Anticipation and Dreams


There's been a lot weighing on my mind this past week. As a seasoned salesman, I can sense when a deal of some kind is about to happen. Just have an overwhelming sense that things are about to change again for me this time for the better. The outcome is nebulous at best, but the feelings just wont subside.

After the prolonged sabbatical, I recognize the old feelings of anticipation and of a deals about to happen. The way things are shaping right now, I may have multiple options including pursuing my photographic interests. I remain guardedly optimistic and ready to stimulate the economy. I have monitored and pinched every penny trying to out manage even the best of financial managers. I've robbed Peter to pay Paul and made our dollars stretch. My wife has been right by my side shouldering most of the load throughout this ordeal.

The list of things we need to do is quite endless including carpet replacement and interior touch ups for the home and of course personal items like purchasing nice trousers and shoes to replace my jeans and sandals. Despite these obvious needs,  at the very top of my list is to continue to serve and help others. This is something I can't forget or ignore. Each one of us at some point in his/her life, needs help. It simply is not enough to offer words of sympathy or to pawn this off to some agency. We need to act and help. We are called to do so. To this extent, my experience has humbled me and renewed my conviction to serve and care through my involvement in the Lions Club.

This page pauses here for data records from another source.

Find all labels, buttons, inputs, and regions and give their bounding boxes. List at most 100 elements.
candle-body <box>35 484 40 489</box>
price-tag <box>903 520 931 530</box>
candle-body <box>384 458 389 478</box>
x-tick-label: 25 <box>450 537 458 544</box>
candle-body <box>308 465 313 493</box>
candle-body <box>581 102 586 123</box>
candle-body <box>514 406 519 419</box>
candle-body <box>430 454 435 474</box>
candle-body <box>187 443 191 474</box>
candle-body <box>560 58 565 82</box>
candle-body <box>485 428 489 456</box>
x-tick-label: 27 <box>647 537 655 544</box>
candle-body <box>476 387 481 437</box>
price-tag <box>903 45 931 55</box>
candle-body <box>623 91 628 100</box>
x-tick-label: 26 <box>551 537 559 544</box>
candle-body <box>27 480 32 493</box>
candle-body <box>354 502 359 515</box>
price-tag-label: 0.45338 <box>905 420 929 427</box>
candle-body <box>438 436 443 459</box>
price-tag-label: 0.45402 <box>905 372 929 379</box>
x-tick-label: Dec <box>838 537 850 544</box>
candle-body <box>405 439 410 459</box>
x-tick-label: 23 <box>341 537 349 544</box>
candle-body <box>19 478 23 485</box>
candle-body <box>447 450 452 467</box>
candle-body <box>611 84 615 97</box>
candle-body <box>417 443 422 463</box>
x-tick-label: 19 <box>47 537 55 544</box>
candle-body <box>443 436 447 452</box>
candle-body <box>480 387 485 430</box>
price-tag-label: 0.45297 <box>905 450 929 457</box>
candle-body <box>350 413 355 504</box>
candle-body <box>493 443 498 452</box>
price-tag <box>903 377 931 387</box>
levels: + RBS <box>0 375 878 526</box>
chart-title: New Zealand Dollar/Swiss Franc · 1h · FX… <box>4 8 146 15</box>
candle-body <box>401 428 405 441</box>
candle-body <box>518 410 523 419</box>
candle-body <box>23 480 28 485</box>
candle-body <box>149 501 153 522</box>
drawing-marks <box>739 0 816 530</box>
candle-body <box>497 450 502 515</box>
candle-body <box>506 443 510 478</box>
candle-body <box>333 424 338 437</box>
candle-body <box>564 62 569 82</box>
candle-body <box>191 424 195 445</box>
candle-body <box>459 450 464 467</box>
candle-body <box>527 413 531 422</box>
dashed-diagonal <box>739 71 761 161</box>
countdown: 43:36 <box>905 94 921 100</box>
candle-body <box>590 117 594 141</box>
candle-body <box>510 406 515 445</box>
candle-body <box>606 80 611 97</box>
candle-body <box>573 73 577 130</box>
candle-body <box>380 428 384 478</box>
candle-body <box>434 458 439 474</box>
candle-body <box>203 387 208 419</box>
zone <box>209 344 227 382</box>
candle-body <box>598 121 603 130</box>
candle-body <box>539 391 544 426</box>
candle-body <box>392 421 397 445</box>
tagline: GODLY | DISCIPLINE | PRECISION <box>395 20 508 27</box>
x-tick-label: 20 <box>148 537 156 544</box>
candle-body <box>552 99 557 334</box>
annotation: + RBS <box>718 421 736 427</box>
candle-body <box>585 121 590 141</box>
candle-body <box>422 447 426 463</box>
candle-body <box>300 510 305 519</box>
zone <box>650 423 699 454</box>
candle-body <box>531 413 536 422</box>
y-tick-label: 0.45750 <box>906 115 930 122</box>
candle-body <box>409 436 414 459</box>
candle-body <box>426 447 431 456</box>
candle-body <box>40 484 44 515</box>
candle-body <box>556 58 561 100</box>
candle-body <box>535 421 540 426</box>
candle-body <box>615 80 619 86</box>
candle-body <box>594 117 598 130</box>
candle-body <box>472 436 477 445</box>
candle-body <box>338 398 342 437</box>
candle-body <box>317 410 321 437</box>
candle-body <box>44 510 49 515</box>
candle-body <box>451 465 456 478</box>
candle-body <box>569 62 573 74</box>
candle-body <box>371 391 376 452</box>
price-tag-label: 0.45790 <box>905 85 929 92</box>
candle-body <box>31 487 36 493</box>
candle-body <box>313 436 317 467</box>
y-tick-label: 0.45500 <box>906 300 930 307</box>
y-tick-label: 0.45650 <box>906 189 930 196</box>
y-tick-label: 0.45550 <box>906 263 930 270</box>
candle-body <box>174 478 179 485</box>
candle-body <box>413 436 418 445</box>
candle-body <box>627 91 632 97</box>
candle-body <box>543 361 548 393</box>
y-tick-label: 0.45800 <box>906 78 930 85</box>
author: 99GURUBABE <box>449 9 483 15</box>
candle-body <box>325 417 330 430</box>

My generation was challenged many years ago by young idealistic President John F. Kennedy. He spoke these words: "Ask not what your country can do for you, but ask what you can do for your country." For a brief moment in our history his speech sparked volunteerism amongst a generation. The same generation participated and watched as it put a man on the moon. 

In our generation, we also saw the fruition of another man's dream, Dr. Martin Luther King. His dream emboldened us to overcome the shadows of bigotry and poverty and to embrace the concept of our founding fathers' that all men under God's eyes are created equal. The fulfillment of these dreams required work and sacrifice. It required the participation of many. Collectively, we still can make a difference by serving others.

We achieved many great things but lost our way down the road. Our idealism gave way to our new found affluence and our visions gave way to political and ideological cynicisms. As a country, it would be wonderful to experience the same sleeplessness over the idea that something good is going to happen to those who have had little reason to hope and have been left behind. We should want to feel excited that we can make a difference in someone's life and in the world.